Apple raised prices on its Mac and iPad lines worldwide on Thursday by as much as 20 percent, and Microsoft hours later lifted Xbox console prices by $100 to $150, the most direct evidence yet that the artificial-intelligence memory-chip shortage has reached the consumer-electronics shelf.

The two announcements, the largest single-day price actions by either company in years, moved the cost of a base MacBook Pro from $1,699 to $1,999 and pushed Apple's Mac Studio M3 Ultra desktop from $3,999 to $5,299, a $1,300 jump. Apple shares fell more than 6 percent, their steepest decline since President Trump's April 2025 "liberation day" tariff announcement.

Memory the culprit

Both companies pinned the increases on the surge in demand for the RAM and storage chips that fill AI data centers built by Nvidia, Advanced Micro Devices and Google. Apple said in a statement that it had "shielded our customers from these increases so far, but we have now reached a point where we need to begin raising prices on a number of products, including today's increases for iPad and Mac." The company called the situation an "unprecedented challenge" and said, "We have never seen a component price increase this much, this quickly."

Microsoft said console storage and memory prices "have increased by more than 2.5x and we expect another doubling by the fall of 2027." The Redmond, Washington, company added that "the entire consumer electronics industry is struggling with the current components crisis, but the effects are particularly hard on consoles."

The sticker shock

The base MacBook Air rose to $1,299 from $1,099, the iPad Air to $749 from $599 and the iPad Pro to $1,199 from $999, according to Al Jazeera. Apple's entry-level MacBook Neo, launched only months ago, moved to $699 from $599. The 512-gigabyte Xbox will sell for $499 starting in August and the one-terabyte version for $749, the BBC reported, leaving the console 30 percent to 40 percent more expensive than it was a year ago after an October hike of $20 to $70.
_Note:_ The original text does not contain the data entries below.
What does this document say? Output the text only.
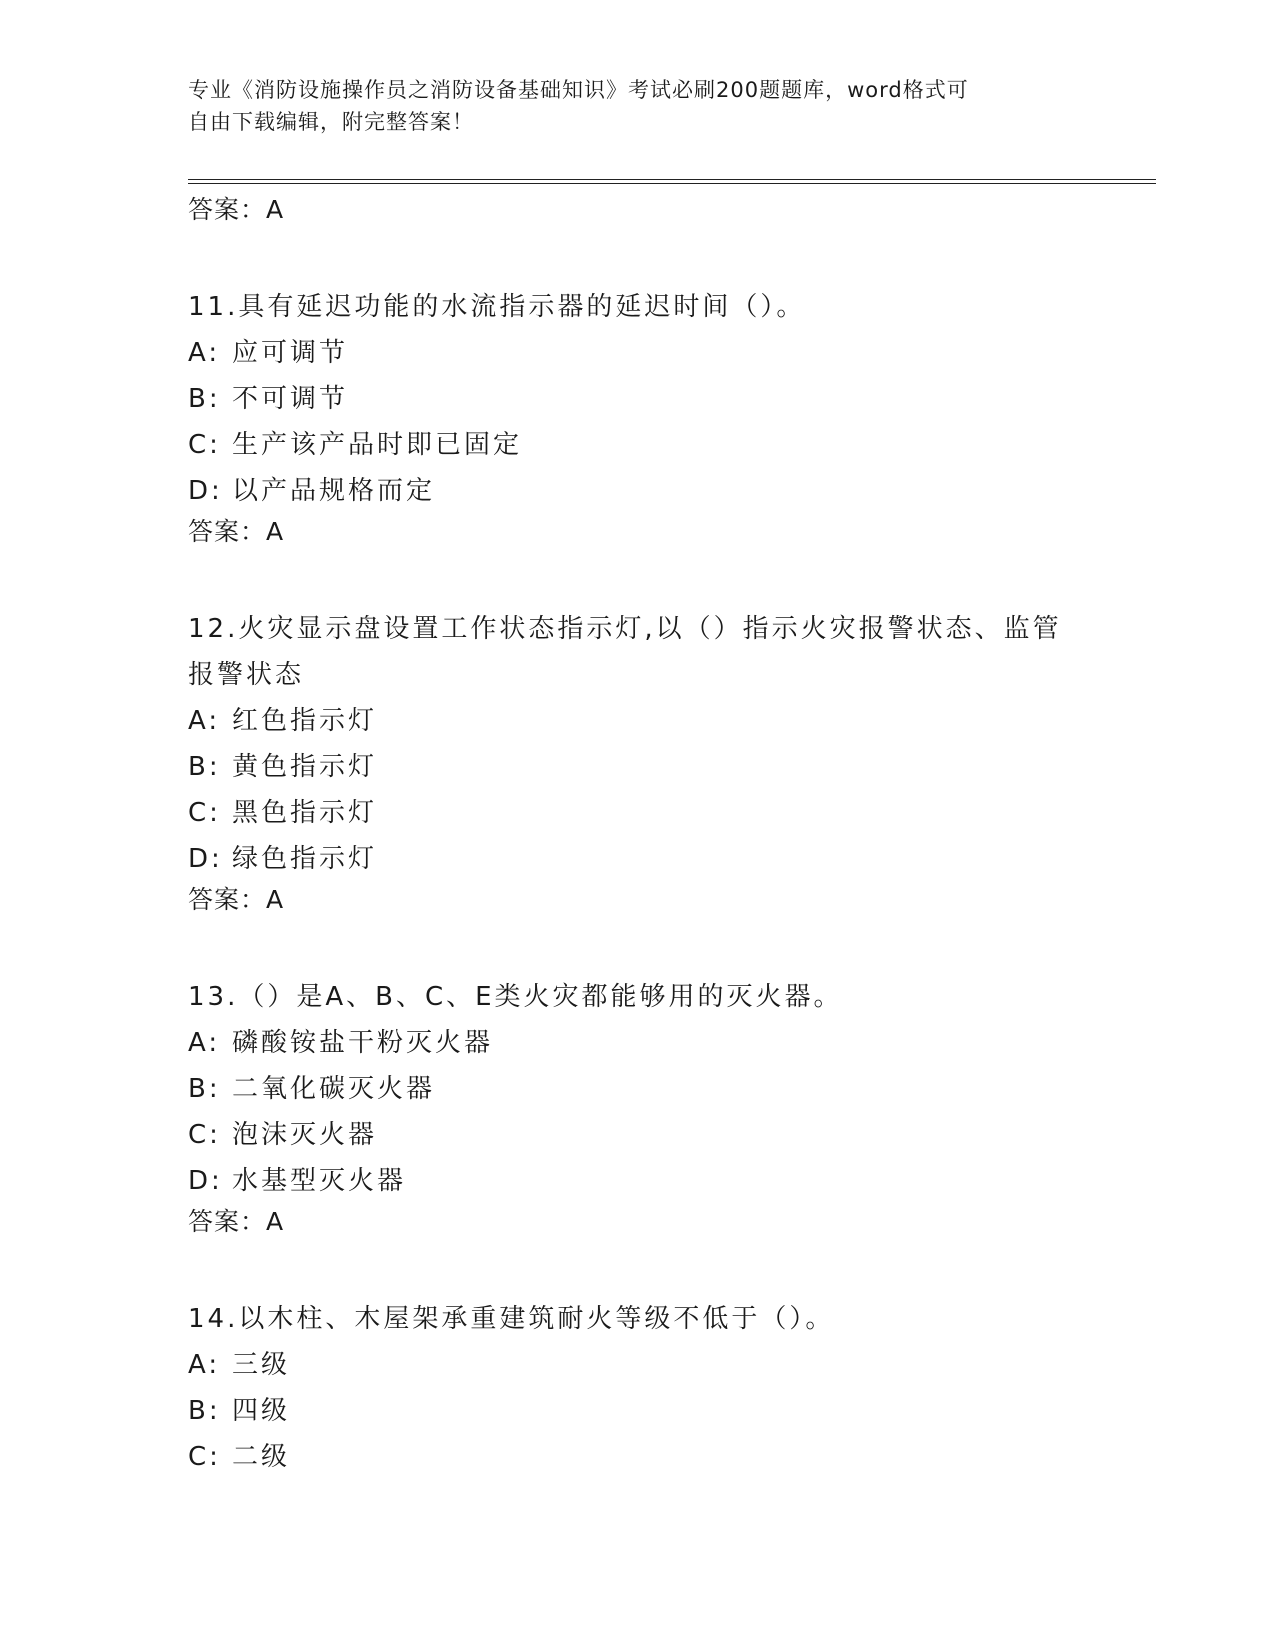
专业《消防设施操作员之消防设备基础知识》考试必刷200题题库，word格式可
自由下载编辑，附完整答案！
答案：A
11.具有延迟功能的水流指示器的延迟时间（）。
A: 应可调节
B: 不可调节
C: 生产该产品时即已固定
D: 以产品规格而定
答案：A
12.火灾显示盘设置工作状态指示灯,以（）指示火灾报警状态、监管报警状态
A: 红色指示灯
B: 黄色指示灯
C: 黑色指示灯
D: 绿色指示灯
答案：A
13.（）是A、B、C、E类火灾都能够用的灭火器。
A: 磷酸铵盐干粉灭火器
B: 二氧化碳灭火器
C: 泡沫灭火器
D: 水基型灭火器
答案：A
14.以木柱、木屋架承重建筑耐火等级不低于（）。
A: 三级
B: 四级
C: 二级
Apple's outgoing chief executive, Tim Cook, told The Wall Street Journal earlier in June that price increases were "unavoidable," calling the memory market "unsustainable." Cook said, "We definitely need memory pricing and supply to return to reasonable levels for consumer products. That's the bottom line."

Retailers brace

Gartner senior director analyst Ranjit Atwal told CNBC that soaring memory costs will cut global personal-computer shipments by 10.4 percent and smartphone shipments by 8.4 percent in 2026, and lift PC prices 17 percent and smartphone prices 13 percent against 2025 levels. Atwal said relief is unlikely "until the end of 2027."

Incoming Best Buy chief executive Jason Bonfig said on a call with reporters earlier this month that the chain's computing division will be hit hardest. "We did see some staggered price increases in Q1, so moving to Q2, we do expect [average sale prices] to increase and units from an elasticity perspective to be impacted," Bonfig said. The National Retail Federation and other groups asked the Treasury and Commerce departments earlier this month to examine the "urgent imbalance" in the memory market.

The pushback

Not every analyst expects pain to translate into lost customers. Dipanjan Chatterjee, vice president and principal analyst at Forrester, told the BBC that "if anyone can survive a price increase with minimal blowback, it's Apple." Loop Capital's Anthony Chukumba said larger retailers have "leverage" to delay pass-throughs, and that consumers replacing four- or five-year-old laptops "are none the wiser" about the underlying chip math.

Watch the iPhone

The next test arrives this fall, when Apple is expected to announce the 2026 iPhone. Trevor Long, an Australia-based consumer-tech analyst, told Al Jazeera he expects "a $50-150 price rise across the range, depending on models." Microsoft, having tied its next move to chip costs that it forecasts will double again by late 2027, has effectively warned that Thursday's Xbox increase will not be its last.